La guerra continuó durante 1 año y Liffel fue forjándose en el calor de la batalla. En medio de estos recuerdos, un eco misterioso empezó a resonar en su mente, una voz extraña que susurraba tentaciones.
Liffel, sumida en su sueño, se encontró reviviendo fragmentos de su vida que apenas comprendía. Pensamientos de conversaciones entre su padre y Celestia, palabras que le eran ajenas, flotaban en su mente. Había sido tan solo una recién nacida, incapaz de entender el peso de aquellos secretos. Pero ahora, mientras reflexionaba, comenzó a escuchar una voz misteriosa, una susurrante tentación que se enroscaba en su mente.
—Si me dejas tu cuerpo, podría romper tu sello mágico… juntas podríamos ser más poderosas.
La revelación la sacudió con fuerza. Despertó de golpe, como si acabara de escapar de una pesadilla. Su cuerpo temblaba, cada fibra de su ser se sentía agitada por un miedo inexplicable. Con un sobresalto, abrió los ojos, y el mundo que la rodeaba se hizo evidente, pero la fría sensación persistía en su piel, como si una sombra hubiera dejado su huella.

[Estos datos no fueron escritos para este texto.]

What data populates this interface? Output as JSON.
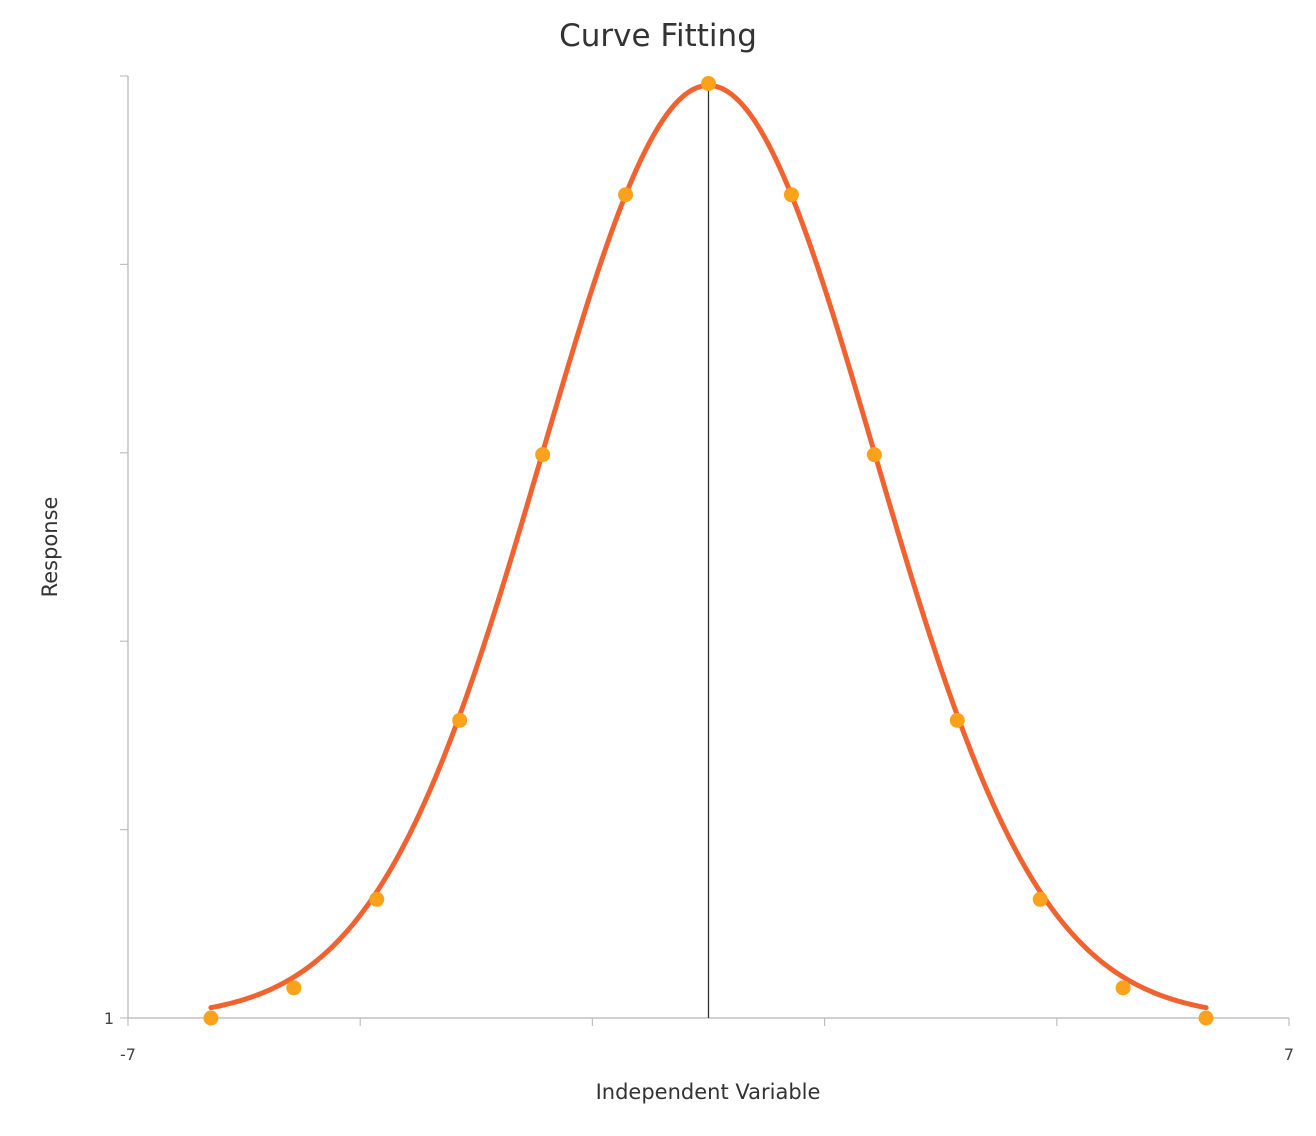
{
  "chart_data": {
    "type": "line",
    "title": "Curve Fitting",
    "xlabel": "Independent Variable",
    "ylabel": "Response",
    "xlim": [
      -7,
      7
    ],
    "ylim": [
      1,
      6
    ],
    "x_tick_labels": [
      {
        "value": -7,
        "label": "-7"
      },
      {
        "value": 7,
        "label": "7"
      }
    ],
    "y_tick_labels": [
      {
        "value": 1,
        "label": "1"
      }
    ],
    "x_ticks": [
      -7,
      -4.2,
      -1.4,
      1.4,
      4.2,
      7
    ],
    "y_ticks": [
      1,
      2,
      3,
      4,
      5,
      6
    ],
    "center_line_x": 0,
    "grid": false,
    "legend": "none",
    "colors": {
      "curve": "#f06331",
      "points": "#faa21b",
      "axis": "#c0c0c0",
      "center_line": "#333333"
    },
    "curve_model": {
      "kind": "gaussian",
      "baseline": 1,
      "amplitude": 4.95,
      "mean": 0,
      "sigma": 2
    },
    "series": [
      {
        "type": "scatter",
        "points": [
          {
            "x": -6,
            "y": 1.0
          },
          {
            "x": -5,
            "y": 1.16
          },
          {
            "x": -4,
            "y": 1.63
          },
          {
            "x": -3,
            "y": 2.58
          },
          {
            "x": -2,
            "y": 3.99
          },
          {
            "x": -1,
            "y": 5.37
          },
          {
            "x": 0,
            "y": 5.96
          },
          {
            "x": 1,
            "y": 5.37
          },
          {
            "x": 2,
            "y": 3.99
          },
          {
            "x": 3,
            "y": 2.58
          },
          {
            "x": 4,
            "y": 1.63
          },
          {
            "x": 5,
            "y": 1.16
          },
          {
            "x": 6,
            "y": 1.0
          }
        ]
      }
    ]
  }
}
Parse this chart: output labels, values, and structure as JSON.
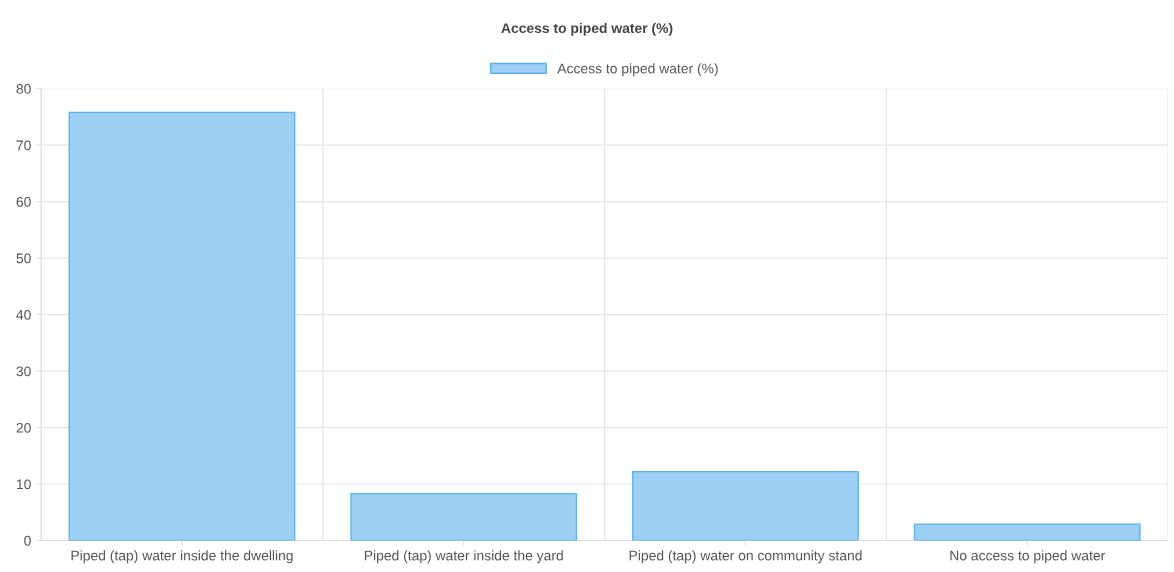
{
  "chart_data": {
    "type": "bar",
    "title": "Access to piped water (%)",
    "categories": [
      "Piped (tap) water inside the dwelling",
      "Piped (tap) water inside the yard",
      "Piped (tap) water on community stand",
      "No access to piped water"
    ],
    "series": [
      {
        "name": "Access to piped water (%)",
        "color": "#9bcff3",
        "values": [
          75.8,
          8.3,
          12.2,
          2.9
        ]
      }
    ],
    "ylim": [
      0,
      80
    ],
    "yticks": [
      0,
      10,
      20,
      30,
      40,
      50,
      60,
      70,
      80
    ],
    "grid": true,
    "legend": "top"
  }
}
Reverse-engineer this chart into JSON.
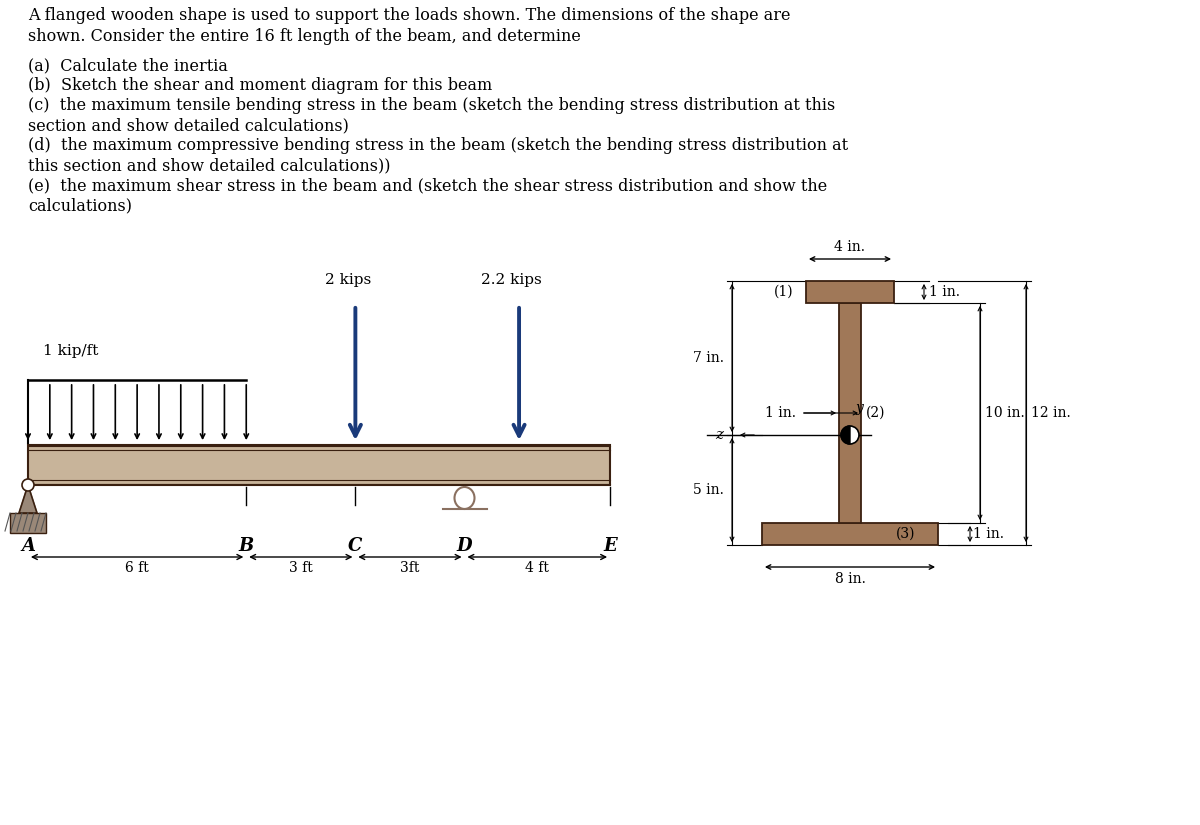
{
  "bg_color": "#ffffff",
  "beam_color": "#c8b49a",
  "beam_edge_color": "#3a2010",
  "arrow_color": "#1a3a7a",
  "support_color": "#8a7060",
  "cs_color": "#a07858",
  "cs_edge": "#3a2010",
  "title_line1": "A flanged wooden shape is used to support the loads shown. The dimensions of the shape are",
  "title_line2": "shown. Consider the entire 16 ft length of the beam, and determine",
  "q_a": "(a)  Calculate the inertia",
  "q_b": "(b)  Sketch the shear and moment diagram for this beam",
  "q_c1": "(c)  the maximum tensile bending stress in the beam (sketch the bending stress distribution at this",
  "q_c2": "section and show detailed calculations)",
  "q_d1": "(d)  the maximum compressive bending stress in the beam (sketch the bending stress distribution at",
  "q_d2": "this section and show detailed calculations))",
  "q_e1": "(e)  the maximum shear stress in the beam and (sketch the shear stress distribution and show the",
  "q_e2": "calculations)",
  "text_size": 11.5
}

Aquella sensación era extraña, casi dolorosa, como si de repente se hubiera desgarrado algo en su interior, destrozando la naturaleza que conocía. Un escalofrío recorrió su espalda, y Liffel se dio cuenta de que la voz no era solo un eco en su mente; era un llamado a una fuerza que podía cambiarlo todo, un poder que amenazaba con consumirla.